The cutoff orbitals are set to 9 a.u.. The energy cutoff is set to 100 Ry. The K-points are set using the Monkhorst–Pack mesh with the spacing 0.08 1/a.u.. We employed the Gaussian smearing method with the smearing widths of 0.002 Ry. The electronic iteration convergence threshold was set to 10.
Data generation
se_e2_a model is used in DP-GEN. DP-GEN temperature upto 1 Tm.
Data Format
The directory tree is as follows:
sys_dir (optional) -- train.txt -- valid.txt sys_dir_downstream (optional) -- train.txt -- valid.txt *other_data_dirs
The dataset encompasses upstream and/or downstream splits, which are used for training DPA [3] models. Each system is represented as a single line in *.txt files in the DeePMD [4] format for training/validation.
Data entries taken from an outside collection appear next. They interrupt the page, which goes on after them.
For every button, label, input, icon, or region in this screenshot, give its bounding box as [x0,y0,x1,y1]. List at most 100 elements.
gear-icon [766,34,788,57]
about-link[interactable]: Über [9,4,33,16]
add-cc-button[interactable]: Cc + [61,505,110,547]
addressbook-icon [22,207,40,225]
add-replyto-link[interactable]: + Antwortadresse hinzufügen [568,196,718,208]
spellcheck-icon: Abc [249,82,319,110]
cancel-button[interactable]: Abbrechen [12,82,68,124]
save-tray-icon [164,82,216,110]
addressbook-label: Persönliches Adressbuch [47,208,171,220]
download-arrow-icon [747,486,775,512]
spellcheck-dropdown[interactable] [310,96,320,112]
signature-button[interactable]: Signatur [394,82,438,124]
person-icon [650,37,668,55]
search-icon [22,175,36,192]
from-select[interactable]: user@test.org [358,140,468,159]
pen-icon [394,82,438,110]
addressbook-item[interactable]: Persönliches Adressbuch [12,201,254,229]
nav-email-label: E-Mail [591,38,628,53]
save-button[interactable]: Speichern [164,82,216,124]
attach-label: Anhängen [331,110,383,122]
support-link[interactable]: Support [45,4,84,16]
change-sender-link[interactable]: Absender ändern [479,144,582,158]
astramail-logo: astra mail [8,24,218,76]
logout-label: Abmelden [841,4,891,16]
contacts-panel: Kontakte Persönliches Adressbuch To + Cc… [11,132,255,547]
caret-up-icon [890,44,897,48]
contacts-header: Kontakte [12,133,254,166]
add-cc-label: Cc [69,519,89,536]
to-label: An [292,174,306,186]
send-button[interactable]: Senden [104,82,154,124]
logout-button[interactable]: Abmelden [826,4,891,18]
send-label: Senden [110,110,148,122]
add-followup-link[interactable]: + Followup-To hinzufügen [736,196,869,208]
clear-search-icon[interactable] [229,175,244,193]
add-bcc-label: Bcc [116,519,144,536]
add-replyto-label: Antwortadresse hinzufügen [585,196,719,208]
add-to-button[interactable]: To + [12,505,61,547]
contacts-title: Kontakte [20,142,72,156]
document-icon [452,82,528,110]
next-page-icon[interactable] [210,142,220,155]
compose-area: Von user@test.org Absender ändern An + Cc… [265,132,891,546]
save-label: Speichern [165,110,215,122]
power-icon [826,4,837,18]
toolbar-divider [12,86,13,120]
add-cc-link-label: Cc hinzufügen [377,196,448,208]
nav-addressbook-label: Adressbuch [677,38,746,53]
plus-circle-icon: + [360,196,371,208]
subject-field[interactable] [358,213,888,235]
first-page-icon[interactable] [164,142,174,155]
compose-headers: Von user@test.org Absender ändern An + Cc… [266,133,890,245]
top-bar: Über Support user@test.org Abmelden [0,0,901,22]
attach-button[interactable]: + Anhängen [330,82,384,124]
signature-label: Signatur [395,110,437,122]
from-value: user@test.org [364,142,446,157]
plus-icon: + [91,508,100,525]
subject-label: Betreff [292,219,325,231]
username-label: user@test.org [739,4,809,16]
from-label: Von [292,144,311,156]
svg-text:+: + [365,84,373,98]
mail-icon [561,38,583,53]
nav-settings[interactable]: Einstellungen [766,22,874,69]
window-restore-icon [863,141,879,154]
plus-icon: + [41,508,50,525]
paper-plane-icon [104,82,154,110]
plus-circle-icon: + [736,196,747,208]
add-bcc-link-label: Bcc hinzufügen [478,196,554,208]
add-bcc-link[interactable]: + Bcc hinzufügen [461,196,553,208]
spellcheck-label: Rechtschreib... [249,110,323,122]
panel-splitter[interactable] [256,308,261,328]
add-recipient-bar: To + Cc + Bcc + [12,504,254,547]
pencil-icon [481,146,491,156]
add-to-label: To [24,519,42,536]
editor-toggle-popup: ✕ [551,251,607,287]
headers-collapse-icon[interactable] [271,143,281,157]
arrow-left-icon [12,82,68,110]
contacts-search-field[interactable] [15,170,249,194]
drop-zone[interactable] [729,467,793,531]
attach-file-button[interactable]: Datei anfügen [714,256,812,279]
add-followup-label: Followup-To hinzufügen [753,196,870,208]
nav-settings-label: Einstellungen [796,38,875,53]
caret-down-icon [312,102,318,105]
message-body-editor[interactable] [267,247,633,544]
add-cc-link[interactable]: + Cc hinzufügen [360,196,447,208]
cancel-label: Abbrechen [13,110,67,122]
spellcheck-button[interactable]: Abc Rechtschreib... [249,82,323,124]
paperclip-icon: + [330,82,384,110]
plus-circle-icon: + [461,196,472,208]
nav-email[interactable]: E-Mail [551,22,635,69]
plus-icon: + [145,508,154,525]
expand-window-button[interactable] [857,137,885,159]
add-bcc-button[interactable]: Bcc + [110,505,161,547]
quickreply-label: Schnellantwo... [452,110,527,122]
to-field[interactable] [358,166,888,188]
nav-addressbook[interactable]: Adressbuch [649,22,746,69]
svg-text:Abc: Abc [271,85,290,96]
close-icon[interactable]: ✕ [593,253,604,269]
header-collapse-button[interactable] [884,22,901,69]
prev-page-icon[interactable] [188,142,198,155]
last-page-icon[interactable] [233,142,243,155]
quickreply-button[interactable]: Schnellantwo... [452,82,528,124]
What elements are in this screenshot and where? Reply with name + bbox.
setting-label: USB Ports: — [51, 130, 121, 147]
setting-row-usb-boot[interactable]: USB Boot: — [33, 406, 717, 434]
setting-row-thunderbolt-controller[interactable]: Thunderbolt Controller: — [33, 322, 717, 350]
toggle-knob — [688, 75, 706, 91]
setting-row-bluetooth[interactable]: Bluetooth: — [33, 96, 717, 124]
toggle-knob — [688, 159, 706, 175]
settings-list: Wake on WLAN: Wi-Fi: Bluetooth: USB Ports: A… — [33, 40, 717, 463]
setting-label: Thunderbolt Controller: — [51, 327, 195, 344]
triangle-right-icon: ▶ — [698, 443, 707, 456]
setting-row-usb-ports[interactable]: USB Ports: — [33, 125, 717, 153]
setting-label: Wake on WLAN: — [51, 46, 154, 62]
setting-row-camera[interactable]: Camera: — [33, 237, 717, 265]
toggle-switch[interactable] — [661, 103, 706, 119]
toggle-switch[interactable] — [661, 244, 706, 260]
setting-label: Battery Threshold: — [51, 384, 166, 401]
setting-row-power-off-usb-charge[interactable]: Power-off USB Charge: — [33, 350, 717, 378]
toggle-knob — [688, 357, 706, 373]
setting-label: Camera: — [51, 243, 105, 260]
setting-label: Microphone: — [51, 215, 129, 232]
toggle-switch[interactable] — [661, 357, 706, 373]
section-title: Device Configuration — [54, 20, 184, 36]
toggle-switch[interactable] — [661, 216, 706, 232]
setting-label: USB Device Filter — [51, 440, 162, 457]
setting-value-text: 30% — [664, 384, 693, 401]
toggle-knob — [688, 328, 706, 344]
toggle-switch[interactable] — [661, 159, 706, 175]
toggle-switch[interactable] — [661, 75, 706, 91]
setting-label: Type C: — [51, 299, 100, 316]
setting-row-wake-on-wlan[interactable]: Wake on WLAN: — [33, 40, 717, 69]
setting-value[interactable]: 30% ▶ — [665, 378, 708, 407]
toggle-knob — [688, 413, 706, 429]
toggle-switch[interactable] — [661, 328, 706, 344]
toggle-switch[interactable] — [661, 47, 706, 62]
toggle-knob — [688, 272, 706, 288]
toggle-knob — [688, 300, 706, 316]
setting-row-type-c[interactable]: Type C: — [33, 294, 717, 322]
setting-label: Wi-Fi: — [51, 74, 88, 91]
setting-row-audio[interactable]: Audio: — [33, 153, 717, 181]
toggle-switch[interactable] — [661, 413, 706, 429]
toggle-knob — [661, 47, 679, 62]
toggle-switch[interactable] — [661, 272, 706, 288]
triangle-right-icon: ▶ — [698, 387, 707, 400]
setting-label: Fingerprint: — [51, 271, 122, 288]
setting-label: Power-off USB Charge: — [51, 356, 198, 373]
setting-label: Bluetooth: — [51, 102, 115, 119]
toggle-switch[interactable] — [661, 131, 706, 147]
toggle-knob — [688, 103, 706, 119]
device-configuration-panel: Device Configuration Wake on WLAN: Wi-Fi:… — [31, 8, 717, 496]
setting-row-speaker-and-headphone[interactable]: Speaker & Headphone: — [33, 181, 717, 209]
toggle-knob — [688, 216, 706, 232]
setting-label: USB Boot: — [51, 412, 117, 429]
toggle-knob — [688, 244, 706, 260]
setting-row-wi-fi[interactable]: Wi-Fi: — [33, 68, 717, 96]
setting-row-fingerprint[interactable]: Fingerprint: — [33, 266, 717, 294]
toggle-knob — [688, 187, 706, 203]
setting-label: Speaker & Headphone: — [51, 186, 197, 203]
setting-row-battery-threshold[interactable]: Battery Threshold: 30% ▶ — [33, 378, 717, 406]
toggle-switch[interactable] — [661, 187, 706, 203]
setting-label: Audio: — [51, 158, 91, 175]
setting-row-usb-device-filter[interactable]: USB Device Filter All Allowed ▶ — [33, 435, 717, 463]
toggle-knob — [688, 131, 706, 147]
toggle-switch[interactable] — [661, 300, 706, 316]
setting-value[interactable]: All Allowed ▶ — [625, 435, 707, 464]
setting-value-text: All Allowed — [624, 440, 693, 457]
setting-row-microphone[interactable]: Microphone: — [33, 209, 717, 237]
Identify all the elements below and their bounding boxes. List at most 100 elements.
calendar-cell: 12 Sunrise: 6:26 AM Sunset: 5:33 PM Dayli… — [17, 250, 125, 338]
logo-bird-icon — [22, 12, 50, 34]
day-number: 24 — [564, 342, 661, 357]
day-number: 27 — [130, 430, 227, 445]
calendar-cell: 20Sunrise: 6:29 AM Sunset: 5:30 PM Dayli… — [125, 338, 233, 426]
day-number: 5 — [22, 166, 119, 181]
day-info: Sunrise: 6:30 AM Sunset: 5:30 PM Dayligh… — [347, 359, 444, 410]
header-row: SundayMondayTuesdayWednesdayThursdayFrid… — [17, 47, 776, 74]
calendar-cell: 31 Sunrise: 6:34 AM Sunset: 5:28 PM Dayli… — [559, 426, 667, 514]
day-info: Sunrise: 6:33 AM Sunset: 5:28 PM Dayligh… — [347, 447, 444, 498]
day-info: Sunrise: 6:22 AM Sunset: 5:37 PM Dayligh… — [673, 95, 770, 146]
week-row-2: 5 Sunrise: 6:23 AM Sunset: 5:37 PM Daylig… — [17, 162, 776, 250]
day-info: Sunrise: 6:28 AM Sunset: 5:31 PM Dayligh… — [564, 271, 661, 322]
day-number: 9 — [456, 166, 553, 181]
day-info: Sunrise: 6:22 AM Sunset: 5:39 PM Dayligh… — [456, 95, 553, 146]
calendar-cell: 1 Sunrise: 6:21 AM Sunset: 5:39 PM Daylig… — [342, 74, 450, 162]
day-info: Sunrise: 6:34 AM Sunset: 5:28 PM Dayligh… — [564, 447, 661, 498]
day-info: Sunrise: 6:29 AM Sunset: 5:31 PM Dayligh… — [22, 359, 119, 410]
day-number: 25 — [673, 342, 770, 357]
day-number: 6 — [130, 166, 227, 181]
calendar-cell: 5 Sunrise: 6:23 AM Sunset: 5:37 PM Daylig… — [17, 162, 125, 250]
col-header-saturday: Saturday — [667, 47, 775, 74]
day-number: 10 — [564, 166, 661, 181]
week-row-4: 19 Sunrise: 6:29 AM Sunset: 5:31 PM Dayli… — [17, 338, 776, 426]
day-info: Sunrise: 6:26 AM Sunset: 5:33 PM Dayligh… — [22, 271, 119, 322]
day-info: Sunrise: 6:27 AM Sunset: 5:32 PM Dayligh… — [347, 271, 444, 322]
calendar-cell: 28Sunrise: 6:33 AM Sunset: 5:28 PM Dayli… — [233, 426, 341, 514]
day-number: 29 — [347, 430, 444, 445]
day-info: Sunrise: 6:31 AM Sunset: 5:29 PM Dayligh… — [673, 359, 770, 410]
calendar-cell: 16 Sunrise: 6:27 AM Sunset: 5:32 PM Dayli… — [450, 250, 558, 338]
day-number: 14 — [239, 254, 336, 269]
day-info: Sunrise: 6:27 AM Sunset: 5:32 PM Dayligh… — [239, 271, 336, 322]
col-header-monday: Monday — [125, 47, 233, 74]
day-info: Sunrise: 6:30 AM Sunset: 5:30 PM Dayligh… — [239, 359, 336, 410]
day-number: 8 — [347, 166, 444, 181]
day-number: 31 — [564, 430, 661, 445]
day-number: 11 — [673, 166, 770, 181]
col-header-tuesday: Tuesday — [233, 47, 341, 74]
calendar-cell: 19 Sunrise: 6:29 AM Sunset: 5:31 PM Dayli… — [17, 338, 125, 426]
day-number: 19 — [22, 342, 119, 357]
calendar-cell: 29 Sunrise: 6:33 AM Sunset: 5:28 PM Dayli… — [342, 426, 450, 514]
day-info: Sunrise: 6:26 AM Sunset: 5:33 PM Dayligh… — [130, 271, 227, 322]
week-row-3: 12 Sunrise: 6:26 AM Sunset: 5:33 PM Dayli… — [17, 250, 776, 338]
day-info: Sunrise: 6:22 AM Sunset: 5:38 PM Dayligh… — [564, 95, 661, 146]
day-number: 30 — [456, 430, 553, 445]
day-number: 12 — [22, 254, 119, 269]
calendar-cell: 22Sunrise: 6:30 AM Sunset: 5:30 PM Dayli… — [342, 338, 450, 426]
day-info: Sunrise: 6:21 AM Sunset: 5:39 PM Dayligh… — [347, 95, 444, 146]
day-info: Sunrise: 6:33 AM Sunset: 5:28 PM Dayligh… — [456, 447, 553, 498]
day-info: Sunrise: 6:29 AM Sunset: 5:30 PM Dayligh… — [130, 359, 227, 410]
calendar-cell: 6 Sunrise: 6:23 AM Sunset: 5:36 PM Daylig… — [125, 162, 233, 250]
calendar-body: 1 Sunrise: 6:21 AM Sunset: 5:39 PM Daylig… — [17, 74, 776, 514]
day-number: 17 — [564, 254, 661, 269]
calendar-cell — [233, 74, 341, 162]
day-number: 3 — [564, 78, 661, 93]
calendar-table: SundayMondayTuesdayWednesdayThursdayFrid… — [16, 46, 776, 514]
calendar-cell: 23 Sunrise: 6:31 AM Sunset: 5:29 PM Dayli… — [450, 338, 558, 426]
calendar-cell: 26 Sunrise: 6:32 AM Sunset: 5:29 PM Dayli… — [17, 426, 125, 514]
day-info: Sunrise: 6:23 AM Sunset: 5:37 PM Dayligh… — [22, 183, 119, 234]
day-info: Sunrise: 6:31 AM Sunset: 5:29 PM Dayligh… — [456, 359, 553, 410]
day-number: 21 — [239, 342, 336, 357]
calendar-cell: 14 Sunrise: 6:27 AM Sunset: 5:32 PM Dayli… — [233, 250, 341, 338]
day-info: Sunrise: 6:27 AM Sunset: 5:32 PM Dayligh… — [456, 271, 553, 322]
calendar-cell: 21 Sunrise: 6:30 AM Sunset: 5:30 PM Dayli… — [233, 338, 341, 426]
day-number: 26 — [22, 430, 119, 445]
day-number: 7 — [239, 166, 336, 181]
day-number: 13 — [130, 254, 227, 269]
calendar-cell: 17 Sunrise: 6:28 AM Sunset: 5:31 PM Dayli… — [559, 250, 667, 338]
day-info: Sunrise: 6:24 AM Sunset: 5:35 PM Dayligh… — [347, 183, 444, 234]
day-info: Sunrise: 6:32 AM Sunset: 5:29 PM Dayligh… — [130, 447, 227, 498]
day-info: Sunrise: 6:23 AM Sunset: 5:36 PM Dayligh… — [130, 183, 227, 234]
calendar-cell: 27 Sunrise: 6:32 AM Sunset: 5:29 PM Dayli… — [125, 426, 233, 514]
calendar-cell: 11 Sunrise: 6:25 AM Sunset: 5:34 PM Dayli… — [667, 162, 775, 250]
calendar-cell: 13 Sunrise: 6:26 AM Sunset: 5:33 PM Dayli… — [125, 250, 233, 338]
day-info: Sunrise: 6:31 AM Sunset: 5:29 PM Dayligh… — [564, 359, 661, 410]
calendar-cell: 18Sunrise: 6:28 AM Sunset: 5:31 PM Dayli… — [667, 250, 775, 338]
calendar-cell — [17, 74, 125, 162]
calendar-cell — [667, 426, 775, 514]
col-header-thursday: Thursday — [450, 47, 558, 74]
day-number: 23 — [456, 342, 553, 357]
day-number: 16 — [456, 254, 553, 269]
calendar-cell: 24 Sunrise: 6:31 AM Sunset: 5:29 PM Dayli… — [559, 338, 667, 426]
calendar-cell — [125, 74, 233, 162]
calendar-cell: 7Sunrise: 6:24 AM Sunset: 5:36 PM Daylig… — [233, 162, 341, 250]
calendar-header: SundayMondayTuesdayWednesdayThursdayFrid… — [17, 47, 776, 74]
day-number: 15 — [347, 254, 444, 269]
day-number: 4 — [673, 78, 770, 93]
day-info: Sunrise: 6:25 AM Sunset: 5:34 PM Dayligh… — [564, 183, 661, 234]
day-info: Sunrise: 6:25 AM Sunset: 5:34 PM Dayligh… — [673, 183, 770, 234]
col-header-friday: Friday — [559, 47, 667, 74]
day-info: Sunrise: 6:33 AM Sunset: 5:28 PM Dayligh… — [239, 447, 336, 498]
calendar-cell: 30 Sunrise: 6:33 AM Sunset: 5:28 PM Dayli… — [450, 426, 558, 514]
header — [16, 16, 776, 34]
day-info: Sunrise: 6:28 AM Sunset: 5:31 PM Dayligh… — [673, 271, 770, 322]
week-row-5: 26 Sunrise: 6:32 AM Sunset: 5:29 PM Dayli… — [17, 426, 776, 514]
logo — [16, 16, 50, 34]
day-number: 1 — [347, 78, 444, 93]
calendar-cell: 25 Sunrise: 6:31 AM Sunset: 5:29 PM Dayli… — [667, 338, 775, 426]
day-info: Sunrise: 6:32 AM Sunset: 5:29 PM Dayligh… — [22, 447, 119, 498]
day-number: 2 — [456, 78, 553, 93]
To obtain system paths from unstructured *, one can refer to these *.txt files.
A pbc unit system in DeePMD format usually has the following substructure:
-- system -- -- type_map.raw -- -- type.raw -- -- set.000/box.npy -- -- set.000/coord.npy -- -- set.000/energy.npy -- -- set.000/force.npy -- -- set.000/virial.npy
Format Description
Name | Property | Raw file | Unit | Shape | Description |
---|---|---|---|---|---|
type | Atom type indexes | type.raw | Natoms | Integers that start with 0, represent the atomic type corresponding to type_map.raw | |
type_map | Atom type names | type_map.raw | Ntypes | Atom names that map to atom type, which is unnecessart to be contained in the periodic table | |
coord | Atomic coordinates | coord.npy | Å | Nframes * Natoms * 3 | The atomic coordinates |
box | Boxes | box.npy | Å | Nframes * 3 * 3 | The box axes in the order XX XY XZ YX YY YZ ZX ZY ZZ |
energy | Frame energies | energy.npy | eV | Nframes | The potential energy of snapshot |
force | Atomic forces | force.npy | eV/Å | Nframes * Natoms * 3 | The atomic forces |
virial | Frame virial | virial.npy | eV | Nframes * 9 | The virial frames are in the order XX XY XZ YX YY YZ ZX ZY ZZ |
Check here for more details.
References
[1] Zhang, Linfeng, et al. "Active learning of uniformly accurate interatomic potentials for materials simulation." Physical Review Materials 3.2 (2019): 023804.
[2] Zhang, Yuzhi, et al. "DP-GEN: A concurrent learning platform for the generation of reliable deep learning based potential energy models." Computer Physics Communications 253 (2020): 107206.
[3] Zhang, Duo, et al. "DPA-1: Pretraining of Attention-based Deep Potential Model for Molecular Simulation." arXiv preprint arXiv:2208.08236 (2022).
[4] Wang, Han, et al. "DeePMD-kit: A deep learning package for many-body potential energy representation and molecular dynamics." Computer Physics Communications 228 (2018): 178-184.